In Budapest, thousands of people, including for the first time bishops, took part in the annual March of the Living to commemorate the 600,000 Hungarian Jews killed in the Holocaust.
Some 437,000 Jews were rounded up and deported to Auschwitz in 1944, and the majority of them gassed at the Birkenau death camp. Only a few thousand survived.
This year’s march started Sunday from the Dohány Street Synagogue and ended at the Basilica, the largest Catholic Church in Budapest. For the first time, three bishops took part in the March of the Living and gave speeches on the same stage.
“It is a historic moment, when the leaders of the Christian and the Jewish religion are on the same stage together,” Gabor Gordon, the head of the March of the Living Hungary Foundation, said in his introduction.
The rally started with a moment of silence in memory of Imre Kertész, an Auschwitz survivor and Hungarian writer who died earlier this month at the age of 87, and whose novels won him the Nobel Prize for Literature in 2002.
The largest applause was for Hungarian Chief Rabbi Robert Frölich, who in his speech was openly critical of the Christian churches saying: “What if the doors of the Basilica had been left open then, during the Holocaust? … But the doors were not open, the Basilica was closed when it needed to be open.”
Catholic Janos Szekely told the crowd: “We are here now at the March of the Living in Budapest to express our pain and repentance over the killing of more than half a million Hungarian Jewish compatriots.”
Numerous diplomats attended the rally, including the Israel's Ambassador to Hungary Ilan Mor.
The star of the Oscar-winning Hungarian film 'Son of Saul', Géza Röhrig, also appeared at the event.

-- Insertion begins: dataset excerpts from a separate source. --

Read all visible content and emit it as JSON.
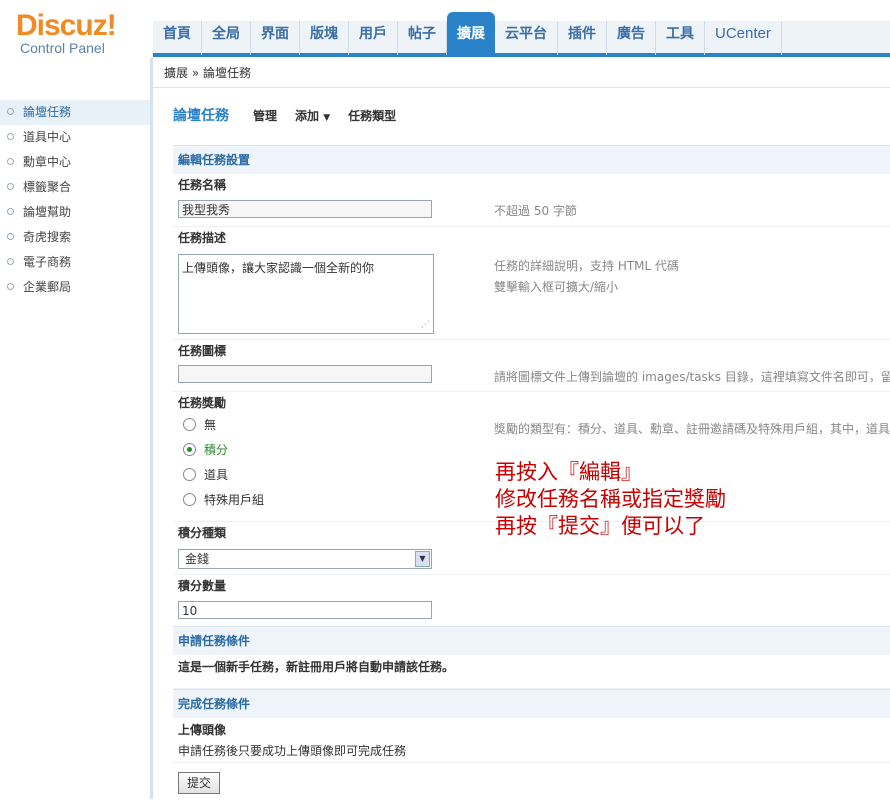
{
  "logo": {
    "main": "Discuz!",
    "sub": "Control Panel"
  },
  "nav": [
    {
      "label": "首頁"
    },
    {
      "label": "全局"
    },
    {
      "label": "界面"
    },
    {
      "label": "版塊"
    },
    {
      "label": "用戶"
    },
    {
      "label": "帖子"
    },
    {
      "label": "擴展"
    },
    {
      "label": "云平台"
    },
    {
      "label": "插件"
    },
    {
      "label": "廣告"
    },
    {
      "label": "工具"
    },
    {
      "label": "UCenter"
    }
  ],
  "breadcrumb": "擴展 » 論壇任務",
  "sidebar": [
    {
      "label": "論壇任務"
    },
    {
      "label": "道具中心"
    },
    {
      "label": "勳章中心"
    },
    {
      "label": "標籤聚合"
    },
    {
      "label": "論壇幫助"
    },
    {
      "label": "奇虎搜索"
    },
    {
      "label": "電子商務"
    },
    {
      "label": "企業郵局"
    }
  ],
  "tabs": {
    "title": "論壇任務",
    "manage": "管理",
    "add": "添加",
    "types": "任務類型"
  },
  "form": {
    "section_edit": "編輯任務設置",
    "name_label": "任務名稱",
    "name_value": "我型我秀",
    "name_tip": "不超過 50 字節",
    "desc_label": "任務描述",
    "desc_value": "上傳頭像，讓大家認識一個全新的你",
    "desc_tip1": "任務的詳細說明，支持 HTML 代碼",
    "desc_tip2": "雙擊輸入框可擴大/縮小",
    "icon_label": "任務圖標",
    "icon_value": "",
    "icon_tip": "請將圖標文件上傳到論壇的 images/tasks 目錄，這裡填寫文件名即可，留",
    "reward_label": "任務獎勵",
    "reward_tip": "獎勵的類型有：積分、道具、勳章、註冊邀請碼及特殊用戶組，其中，道具",
    "reward_options": [
      "無",
      "積分",
      "道具",
      "特殊用戶組"
    ],
    "reward_selected": "積分",
    "credit_type_label": "積分種類",
    "credit_type_value": "金錢",
    "credit_amount_label": "積分數量",
    "credit_amount_value": "10",
    "section_apply": "申請任務條件",
    "apply_text": "這是一個新手任務，新註冊用戶將自動申請該任務。",
    "section_complete": "完成任務條件",
    "complete_label": "上傳頭像",
    "complete_text": "申請任務後只要成功上傳頭像即可完成任務",
    "submit_label": "提交"
  },
  "annotation": [
    "再按入『編輯』",
    "修改任務名稱或指定獎勵",
    "再按『提交』便可以了"
  ]
}
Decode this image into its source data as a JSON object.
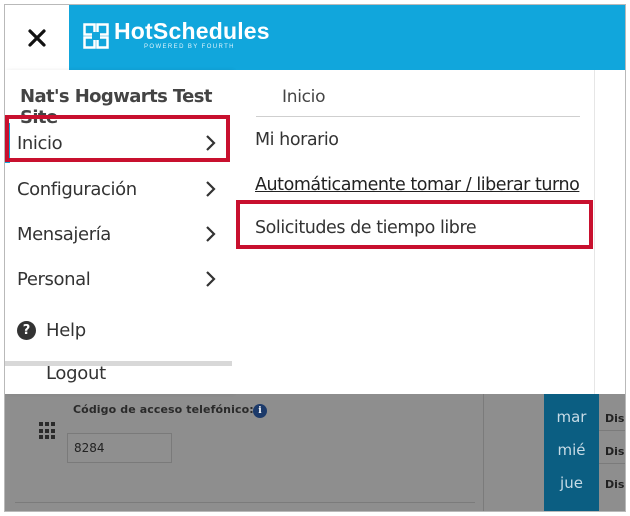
{
  "header": {
    "brand": "HotSchedules",
    "brand_sub": "POWERED BY FOURTH",
    "close_symbol": "✕",
    "brand_color": "#11a6dc"
  },
  "sidebar": {
    "site_name": "Nat's Hogwarts Test Site",
    "items": [
      {
        "label": "Inicio",
        "active": true
      },
      {
        "label": "Configuración",
        "active": false
      },
      {
        "label": "Mensajería",
        "active": false
      },
      {
        "label": "Personal",
        "active": false
      }
    ],
    "help_label": "Help",
    "logout_label": "Logout"
  },
  "submenu": {
    "title": "Inicio",
    "items": [
      {
        "label": "Mi horario"
      },
      {
        "label": "Automáticamente tomar / liberar turno"
      },
      {
        "label": "Solicitudes de tiempo libre"
      }
    ]
  },
  "background_page": {
    "code_label": "Código de acceso telefónico:",
    "code_value": "8284",
    "days": [
      "mar",
      "mié",
      "jue"
    ],
    "day_values": [
      "Dis",
      "Dis",
      "Dis"
    ]
  },
  "colors": {
    "highlight": "#c8102e",
    "accent": "#11a6dc",
    "overlay": "#8e8e8e"
  }
}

Other events on Sunday included the dedication of a memorial statue to the forced laborers during World War II in the 8th district of Budapest, which had a large Jewish population before the Holocaust. The monument was created by Hungarian-born Israeli artist Dan Reisinger. Some 100,000 men and women were forced to work for the Hungarian state and the army during World War II. The statue was supported by the Hungarian government and the Hungarian Ministry of Defense.
For the past 14 years, the Hungarian March of the Living Foundation has organized the event. Last year, more than 40.000 people commemorated the victims of the Shoah and heard a keynote speech from World Jewish Congress President Ronald Lauder.
The March of the Living is the largest civic demonstration against racism, anti-Semitism and neo-Nazi and anti-democratic movements in Hungary.